If you're familiar with front-end development, another example is the succinct state management in Svelte(opens in new tab), compared to the more verbose state management in React(opens in new tab). As the meme(opens in new tab) goes…
Sure, Svelte's approach is way more easier to understand initially, but it's not much different. It's just that the complexity is hidden away from you and deemed "magic."
As with everything magical, there are the pitfalls, which the Svelte team has acknowledged with their new runes feature(opens in new tab):
The reality is that as applications grow in complexity, figuring out which values are reactive and which aren't can get tricky. And the heuristic only works for let declarations at the top level of a component, which can cause confusion. Having code behave one way inside
.svelte
files and another inside.js
can make it hard to refactor code, […]
To be clear, this is not me trying to hate on Svelte. I'm just saying that it's all a trade-off. You either:
-
spend time initially to learn and then write code that is more or less boilerplate, or
-
spend time later to debug internal behind-the-scenes framework logic you're unaware of.
I personally prefer to write a few extra lines, compared to debugging, reading docs, and digging into source code. Even if you can make the magic work for you, you can't be sure for how long it's going to last, so you still have to think about it. And as I suggested in the beginning with my credit card and noise cancellation examples, the whole point of things that work like magic is to not think about them.
Rather than trying to sweep complexity under the rug, I think it's better to just build strong boundaries around it, help developers understand it, give them control over it, and throw errors when the aforementioned boundaries are violated. Perhaps Rust's excellent error handling(opens in new tab) is one of the reasons it's the most admired programming language in 2023(opens in new tab).
There are many more examples where languages, libraries, and frameworks attempt to help us by introducing clever APIs that make assumptions… and cause immense headaches as a result.
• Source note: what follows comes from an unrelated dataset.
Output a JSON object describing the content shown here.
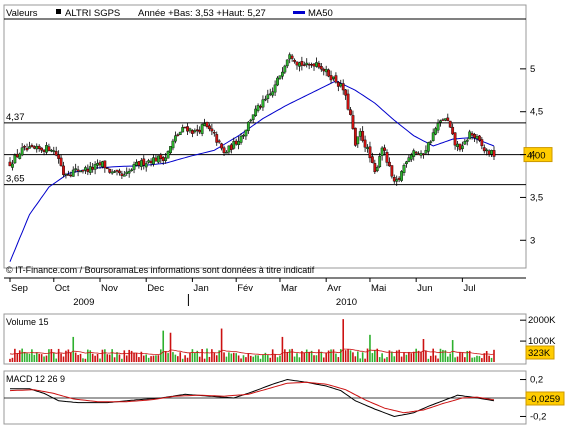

The problem with the "it just works" mentality is that there will come a time when "it" will inevitably cease to "just work."
Conclusion
Software is built by humans and humans make mistakes. Therefore, software should be everything but magic. It shouldn't be overly concise and clever — it should be explicit and predictable. It shouldn't make assumptions — it should throw errors.
Magic exists only in fantasy books. Behind every magical user experience there is plenty of not-so-magical machinery. As developers, we are the ones who build that machinery. We don't use the magic. We make the magic. If we try to combine both, we may get unpredictable and unintended results, so the magic in our code can ruin the magic for the end-user. Make the final product magical, not the software that runs it.